Un ex-oligarque kazakh, un avocat français et des écoutes mystérieuses
© mukhtarablyazov.org 02.04.2014

INFO OBS. Guillaume-Denis Faure a découvert ses SMS professionnels publiés dans la presse ukrainienne. Une affaire très trouble.

Pendant plusieurs semaines, voire peut-être plusieurs mois, le téléphone portable d'un avocat parisien, Me Guillaume-Denis Faure, a été placé sur écoutes. Non pas sur décision judiciaire, mais par des inconnus qui ont aussi piraté sa boîte mail professionnelle. Cet avocat est intervenu pour l'Ukraine dans la procédure d'extradition d'un ex-oligarque kazakh, Mukhtar Ablyazov, accusé par Kiev -et Moscou- de détournements de fonds à hauteur de 6 milliards de dollars.

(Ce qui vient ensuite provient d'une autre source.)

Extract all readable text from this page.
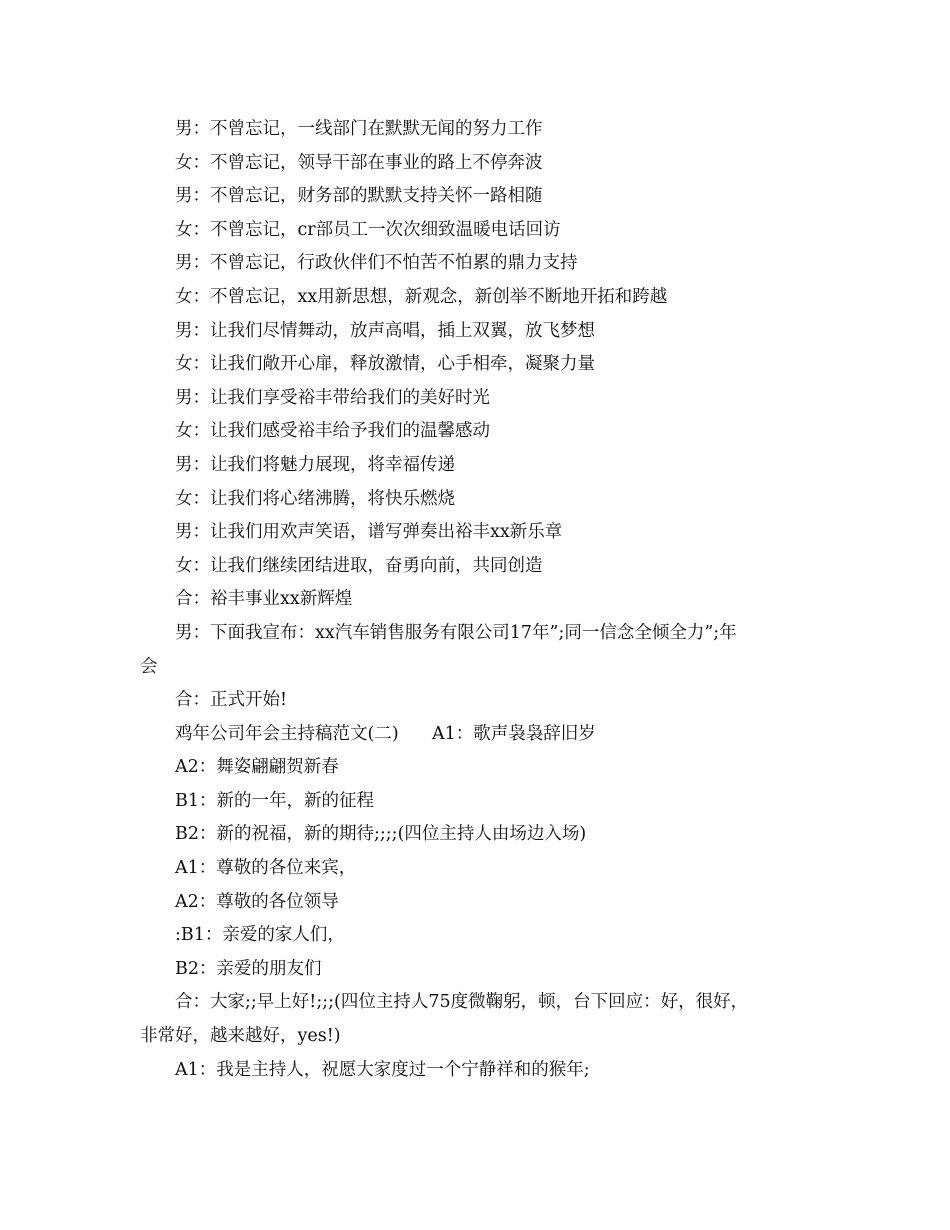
男：不曾忘记，一线部门在默默无闻的努力工作
女：不曾忘记，领导干部在事业的路上不停奔波
男：不曾忘记，财务部的默默支持关怀一路相随
女：不曾忘记，cr部员工一次次细致温暖电话回访
男：不曾忘记，行政伙伴们不怕苦不怕累的鼎力支持
女：不曾忘记，xx用新思想，新观念，新创举不断地开拓和跨越
男：让我们尽情舞动，放声高唱，插上双翼，放飞梦想
女：让我们敞开心扉，释放激情，心手相牵，凝聚力量
男：让我们享受裕丰带给我们的美好时光
女：让我们感受裕丰给予我们的温馨感动
男：让我们将魅力展现，将幸福传递
女：让我们将心绪沸腾，将快乐燃烧
男：让我们用欢声笑语，谱写弹奏出裕丰xx新乐章
女：让我们继续团结进取，奋勇向前，共同创造
合：裕丰事业xx新辉煌
男：下面我宣布：xx汽车销售服务有限公司17年”;同一信念全倾全力”;年
会
合：正式开始!
鸡年公司年会主持稿范文(二)      A1：歌声袅袅辞旧岁
A2：舞姿翩翩贺新春
B1：新的一年，新的征程
B2：新的祝福，新的期待;;;;(四位主持人由场边入场)
A1：尊敬的各位来宾，
A2：尊敬的各位领导
:B1：亲爱的家人们，
B2：亲爱的朋友们
合：大家;;早上好!;;;(四位主持人75度微鞠躬，顿，台下回应：好，很好，
非常好，越来越好，yes!)
A1：我是主持人，祝愿大家度过一个宁静祥和的猴年;
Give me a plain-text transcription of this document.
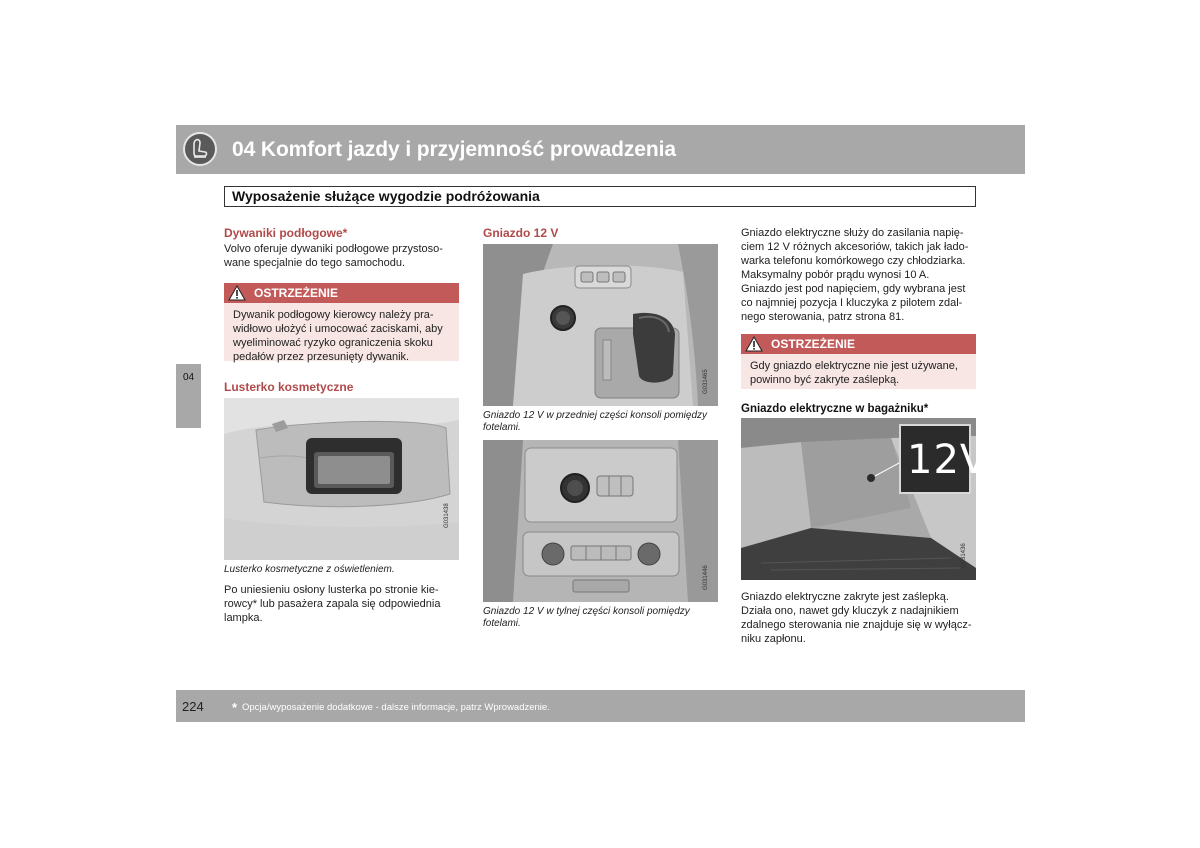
04 Komfort jazdy i przyjemność prowadzenia
Wyposażenie służące wygodzie podróżowania
04
Dywaniki podłogowe*
Volvo oferuje dywaniki podłogowe przystoso-
wane specjalnie do tego samochodu.
OSTRZEŻENIE
Dywanik podłogowy kierowcy należy pra-
widłowo ułożyć i umocować zaciskami, aby
wyeliminować ryzyko ograniczenia skoku
pedałów przez przesunięty dywanik.
Lusterko kosmetyczne
G031438
Lusterko kosmetyczne z oświetleniem.
Po uniesieniu osłony lusterka po stronie kie-
rowcy* lub pasażera zapala się odpowiednia
lampka.
Gniazdo 12 V
G031465
Gniazdo 12 V w przedniej części konsoli pomiędzy
fotelami.
G031446
Gniazdo 12 V w tylnej części konsoli pomiędzy
fotelami.
Gniazdo elektryczne służy do zasilania napię-
ciem 12 V różnych akcesoriów, takich jak łado-
warka telefonu komórkowego czy chłodziarka.
Maksymalny pobór prądu wynosi 10 A.
Gniazdo jest pod napięciem, gdy wybrana jest
co najmniej pozycja I kluczyka z pilotem zdal-
nego sterowania, patrz strona 81.
OSTRZEŻENIE
Gdy gniazdo elektryczne nie jest używane,
powinno być zakryte zaślepką.
Gniazdo elektryczne w bagażniku*
12V
G031436
Gniazdo elektryczne zakryte jest zaślepką.
Działa ono, nawet gdy kluczyk z nadajnikiem
zdalnego sterowania nie znajduje się w wyłącz-
niku zapłonu.
224 * Opcja/wyposażenie dodatkowe - dalsze informacje, patrz Wprowadzenie.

Cet homme d'affaires, aujourd'hui opposant au président Noursoultan Nazarbaïev, à la tête du Kazakhstandepuis 1989, a été arrêté le 31 juillet dans une villa cossue de la Côte-d'Azur et incarcéré. Et le 9 janvier, la justice française a donné un avis favorable à son extradition vers la Russie. Ses avocats se sont pourvus en cassation.

Guillaume-Denis Faure a été mandaté par le précédent gouvernement ukrainien, renversé depuis, pour le représenter dans cette procédure d'extradition. Mi-mars, l'avocat apprend qu'un site ukrainien, trust.ua, reproduit des SMS qu'il aurait reçus ou échangés avec d'autres avocats parties prenantes dans ce dossier ainsi qu'avec un magistrat du parquet général de la cour d'appel d'Aix-en-Provence.
L'article, consacré aux démêlés judiciaires de Mukhtar Ablyazov en France, publie deux enregistrements laissés sur boîte vocale de Me Faure et des courriels d'un cabinet d'avocats ukrainiens avec lequel il est en contact.

Sa réponse judiciaire ne tarde pas. Il porte plainte le 19 mars afin de savoir qui est à l'origine des écoutes dont il a été victime. Des experts informatiques lui ont confirmé le piratage de sa boîte mail. Ses soupçons se portent sur l'entourage de l'ex-oligarque. "S'il est avéré que M. Ablyazov est à l'origine de ces procédés, ce serait cohérent avec son parcours", estime l'avocat, faisant état de la condamnation de l'homme d'affaires à 22 mois de prison en 2012 par la justice britannique pour outrage à magistrats. Les détracteurs du Kazakh n'hésitent pas à le dépeindre en escroc jouant avec cynisme la carte de l'opposant politique.

L'oeuvre de services secrets ?

Un portrait un peu trop caricatural, rétorque son entourage. L'un de ses avocats, Me Peter Salhas, trouve "grossier" que l'on puisse penser que son client soit l'instigateur de ces écoutes. Ce genre de méthodes "pourrait être l'oeuvre des services secrets kazakhs, russes ou ukrainiens", assure-t-il. La publication des SMS est intervenue au moment où le régime du président ukrainien, Viktor Ianoukovitch, s'écroulait, poursuit-il. "La défense de M. Ablyazov est rivée sur le terrain du droit, tout le droit, rien que le droit", répond, Me Jean-Pierre Mignard, autre défenseur de l'ex-oligarque.

Dirigeant de la banque kazakh, BTA, Mukhtar Ablyazov est accusé par Moscou et Kiev d'avoir détourné, via des sociétés écrans, les fonds des filiales russes et ukrainiennes de BTA à hauteur respectivement de 5 milliards et 400 millions de dollars.

Après avoir fait fortune au milieu des années 90, il a connu une ascension rapide dans les cercles du pouvoir. Nommé en 1998 ministre de l'Energie, poste stratégique dans ce pays aux sous-sols riches en gaz et en pétrole, il a repris un an plus tard le chemin des affaires avant d'être accusé de malversations.
Principal financier du parti d'opposition, Choix démocratique kazakh, il est condamné en 2002 à six ans d'emprisonnement. Gracié en 2003, il a été nommé à la présidence de la BTA, jusqu'en 2009, année de sa nationalisation forcée et de nouvelles accusations d'escroquerie. Mukhtar Ablyazov s'est enfui la même année en Grande-Bretagne où il a obtenu l'asile politique en 2011. Mukhtar Ablyazov est soutenu par plusieurs ONG.